Já os grandes diários económicos procuram sublinhar a diferença entre o que é legal e ilegal, mesmo fazendo-o com diferentes ênfases. No editorial do Financial Times, The Panama papers and the concealed wealth of nations, escreve-se, por exemplo, que “It is, of course, true that possession of a Panamanian corporate identity does not itself equate to evil intent. But the mini-state has done more than most “light touch” jurisdictions to make it easy to keep a dark secret. Not only does corporate ownership remain highly opaque; it is also the most significant financial centre to hold out against a global transparency initiative led by the OECD. Only Bahrain, Vanuatu and Nauru have similarly spurned the rules, which provide for tax data to be automatically exchanged.”

Outro editorial, o do Wall Street Journal, procura colocar The Panama Papers in Perspective. Eis o seu ponto mais relevante: “Governments have to enforce their tax laws. But it’s hard to see how the big question in this story is whether everyone with a company in Panama paid the correct amount of tax. The far more important question is how so many public officials in so many governments managed to accumulate so much money. (…) The mistake now would be to narrow the focus prematurely, zeroing in on tax avoidance that is a hobbyhorse of the political class but in this case is a distraction. The real news here are the incomes and far-flung bank accounts of the political class.”

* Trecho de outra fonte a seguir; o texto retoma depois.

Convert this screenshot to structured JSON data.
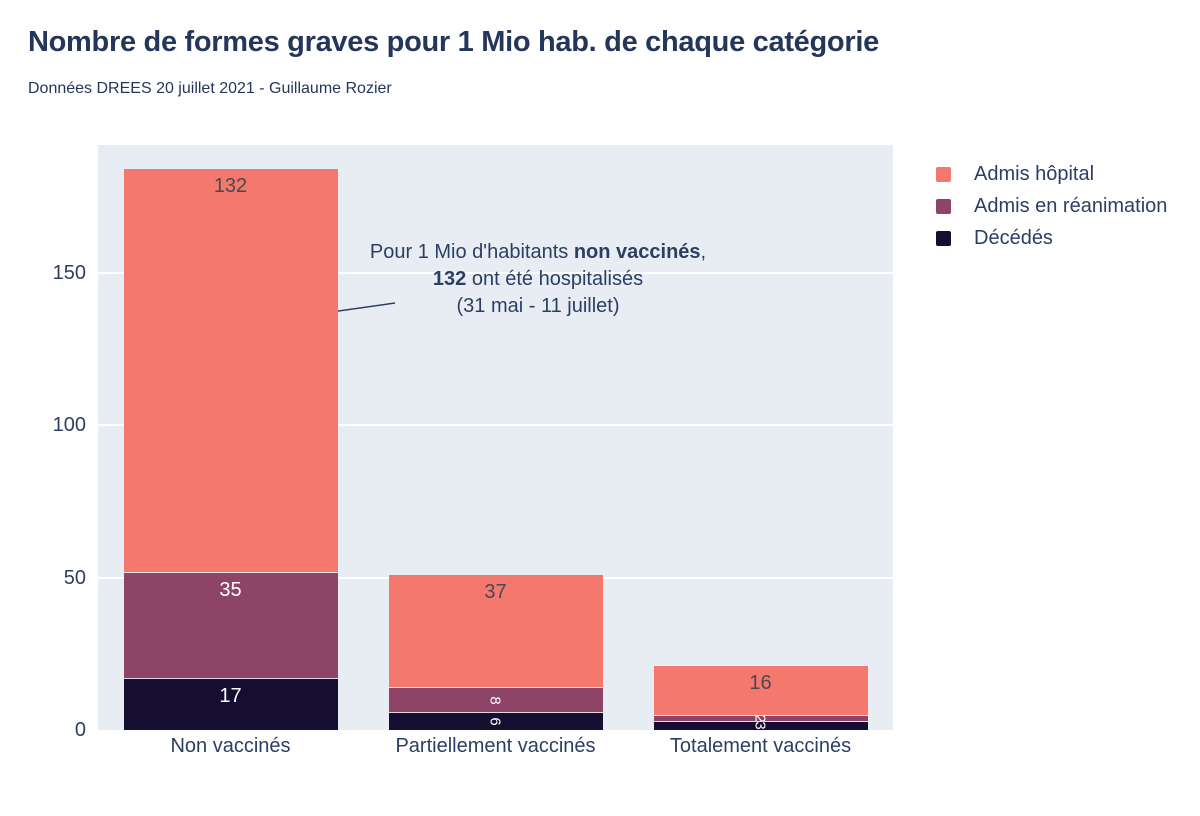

Para não prolongar demasiado este Macroscópio, pois estamos apenas no início de um escândalo que vai continuar a alimentar muitas discussões e que deverá levar a mudanças na forma como o dinheiro circula no mundo, chamo a atenção para um texto de Luís Salgado Matos no blogue O Economista Português:
Panama Leaks: falsos Escândalos e verdadeiros Escandalizados. Duas passagens, à laia de aperitivo:
a) “A surpresa é falsa: todos sabemos que os países das Nações Unidas toleram os paraísos fiscais e ninguém supunha que os seus clientes residissem nos bairros da lata de Mumbay. Só que o recurso aos paraísos fiscais é suscetível de ser perfeitamente legal. O Panama leaks desvendará aqui um conflito entre o legal e o moral? Veremos. Mas é uma ilusão pensar que a União Europeia (UE) conseguirá a tributar os ricos com taxas  comunistas ao passo que os Estados Unidos e a Ásia os deixam ficar com a maior parte dos seus rendimentos.”
b) “O descrédito da UE revela-se total. Com razão. O leitor lembra-se do Luxemburg leaks, que há uns meses denunciou a evasão fiscal patrocinada pelo Grão-Ducado com a tolerância da UE? Sabe quantos processos criminais foram abertos? Foi aberto um. Sabe a quem? Aos jornalistas que denunciaram a evasão fiscal.

E por hoje é tudo. Com a certeza que esta procissão ainda vai no adro, despeço-me até amanhã.